Le scene che ho preferito sono quelle sopra elencate, mentre Rock è il personaggio che è stato realizzato meglio, quello completo anche sotto il profilo psicologico (dunque anche il mio preferito!); pensare che Rock non appariva affatto nell'originale. Tuttavia, se ho dato tre stelle di valutazione occorre spiegare cosa invece non mi ha convinto: nel corso dell'anime, la faccenda politica coi colpi di stato eccetera, è uno dei temi di punta, eppure il Presidente di Metropolis è pressoché invisibile, e piuttosto ci si concentra sul Duca Red; possibile però, che una persona che investe la carica di Presidente venga tirato in ballo così poco, con una semplice menzione all'inizio della pellicola? Mi aspettavo un suo maggior coinvolgimento, invece, così facendo, la questione viene affrontata in modo limitato. Un'altra cosa: come preannunciato, a un certo punto Kenichi si separa dallo zio (sparisce al livello inferiore con Tima), ebbene, Ban non si preoccupa minimamente su dove sia finito; è mai possibile? E' solo un bambino! Non mi sembra un dettaglio di poco conto. 

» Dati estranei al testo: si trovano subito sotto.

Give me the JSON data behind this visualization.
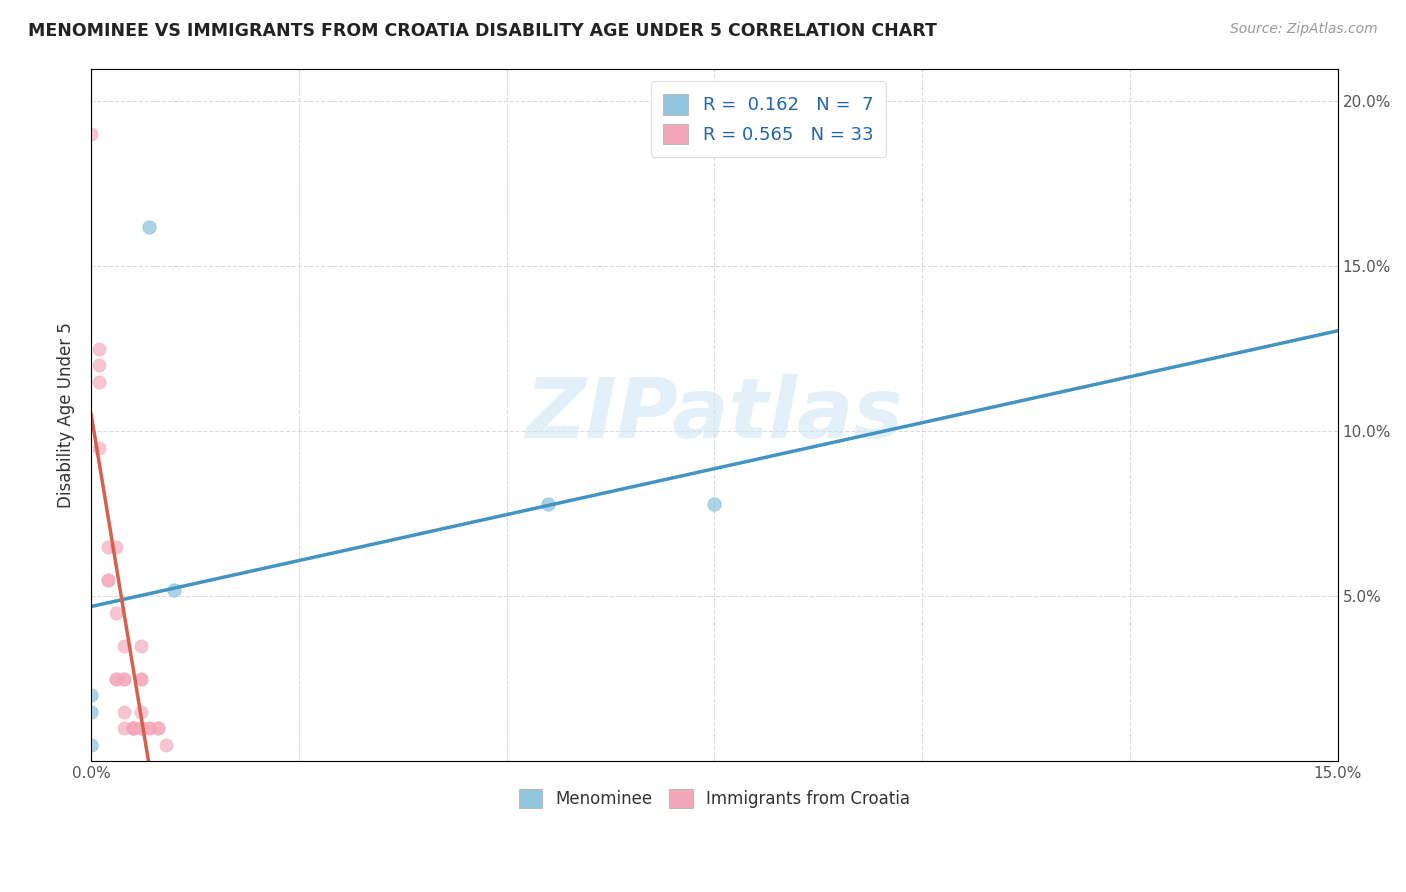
{
  "title": "MENOMINEE VS IMMIGRANTS FROM CROATIA DISABILITY AGE UNDER 5 CORRELATION CHART",
  "source": "Source: ZipAtlas.com",
  "ylabel": "Disability Age Under 5",
  "xlabel": "",
  "xlim": [
    0.0,
    0.15
  ],
  "ylim": [
    0.0,
    0.21
  ],
  "xticks": [
    0.0,
    0.025,
    0.05,
    0.075,
    0.1,
    0.125,
    0.15
  ],
  "yticks": [
    0.0,
    0.05,
    0.1,
    0.15,
    0.2
  ],
  "watermark": "ZIPatlas",
  "legend_r1": "R =  0.162",
  "legend_n1": "N =  7",
  "legend_r2": "R = 0.565",
  "legend_n2": "N = 33",
  "menominee_color": "#92c5de",
  "croatia_color": "#f4a7b9",
  "trendline_menominee_color": "#4393c3",
  "trendline_croatia_color": "#d6604d",
  "menominee_scatter": [
    [
      0.0,
      0.015
    ],
    [
      0.0,
      0.02
    ],
    [
      0.0,
      0.005
    ],
    [
      0.007,
      0.162
    ],
    [
      0.01,
      0.052
    ],
    [
      0.055,
      0.078
    ],
    [
      0.075,
      0.078
    ]
  ],
  "croatia_scatter": [
    [
      0.0,
      0.19
    ],
    [
      0.001,
      0.125
    ],
    [
      0.001,
      0.095
    ],
    [
      0.001,
      0.115
    ],
    [
      0.001,
      0.12
    ],
    [
      0.002,
      0.065
    ],
    [
      0.002,
      0.055
    ],
    [
      0.002,
      0.055
    ],
    [
      0.003,
      0.065
    ],
    [
      0.003,
      0.045
    ],
    [
      0.003,
      0.025
    ],
    [
      0.003,
      0.025
    ],
    [
      0.004,
      0.035
    ],
    [
      0.004,
      0.025
    ],
    [
      0.004,
      0.025
    ],
    [
      0.004,
      0.015
    ],
    [
      0.004,
      0.01
    ],
    [
      0.005,
      0.01
    ],
    [
      0.005,
      0.01
    ],
    [
      0.005,
      0.01
    ],
    [
      0.005,
      0.01
    ],
    [
      0.005,
      0.01
    ],
    [
      0.006,
      0.035
    ],
    [
      0.006,
      0.025
    ],
    [
      0.006,
      0.025
    ],
    [
      0.006,
      0.015
    ],
    [
      0.006,
      0.01
    ],
    [
      0.006,
      0.01
    ],
    [
      0.007,
      0.01
    ],
    [
      0.007,
      0.01
    ],
    [
      0.008,
      0.01
    ],
    [
      0.008,
      0.01
    ],
    [
      0.009,
      0.005
    ]
  ],
  "menominee_size": 90,
  "croatia_size": 90,
  "background_color": "#ffffff",
  "grid_color": "#cccccc",
  "trendline_cro_dashed_color": "#d6604d"
}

Per finire, ho delle perplessità sul character design. Non sapevo che l'opera fosse chiaramente ispirata ai disegni di Tezuka, pur avendo riconosciuto che i personaggi assomigliassero parecchio ad "Astroboy", però, Duca Red su tutti ha un aspetto troppo caricaturale; capisco l'omaggio, ma mi sembra una forzatura mantenere tale stile in un contesto maturo come questo, considerando anche le tematiche e le ambientazioni realistiche (complice l'utilizzo della computer grafica). Nei primi fotogrammi poi, il pubblico che assiste all'inaugurazione dello Ziggurat sembra un insieme di "pupazzetti puccettosi", tra l'altro, piuttosto simili tra loro. Certo, guardando l'anime poi ci si abitua, ma visto le tematiche affrontate (senza dimenticare la violenza e la crudeltà di certe scene) Tima e Kenichi li avrei preferiti adolescenti, più che bambini, anche se così sono l'emblema della purezza e dell'innocenza.
Sempre a proposito delle caratteristiche tecniche, magari sembrerà una piccolezza per qualcuno, ma ho trovato un po' fastidiosi anche quei momenti in cui le scene sfumano in un piccolo "cerchio"; questa tecnica la utilizzerei per qualcosa di comico, quindi non in un anime del genere. 

"Metropolis" è infatti un noir-cyberpunk (da notare l'architettura), caratterizzato da uno stile retrò che va a braccetto con la computer grafica, un'atmosfera che ha il sapore degli anni '20/'30 e va al ritmo di jazz e blues pur essendo di stampo fantascientifico. 
"Metropolis" è il manifesto della nostra storia del '900, dalle tinte vivaci e gli arredi sfarzosi (dimenticavo, un fotogramma inquadra l'Arco di Trionfo parigino) alle tinte scure e il timore degli uomini davanti al progresso (robot che sostituiscono il lavoro dell'uomo) fino a toccare le pagine più nere della storia umana (il periodo fascista).
Ho dovuto dare una valutazione perché è quello che richiede una recensione, tuttavia sento quel voto come una forzatura, sento che quelle tre stelle non rendono giustizia a un'opera come questa; cinema d'autore. "Metropolis" non può essere giudicato. Dev'essere guardato. E basta. Ciò che lascia va ben oltre il semplice voto dato da una recensione.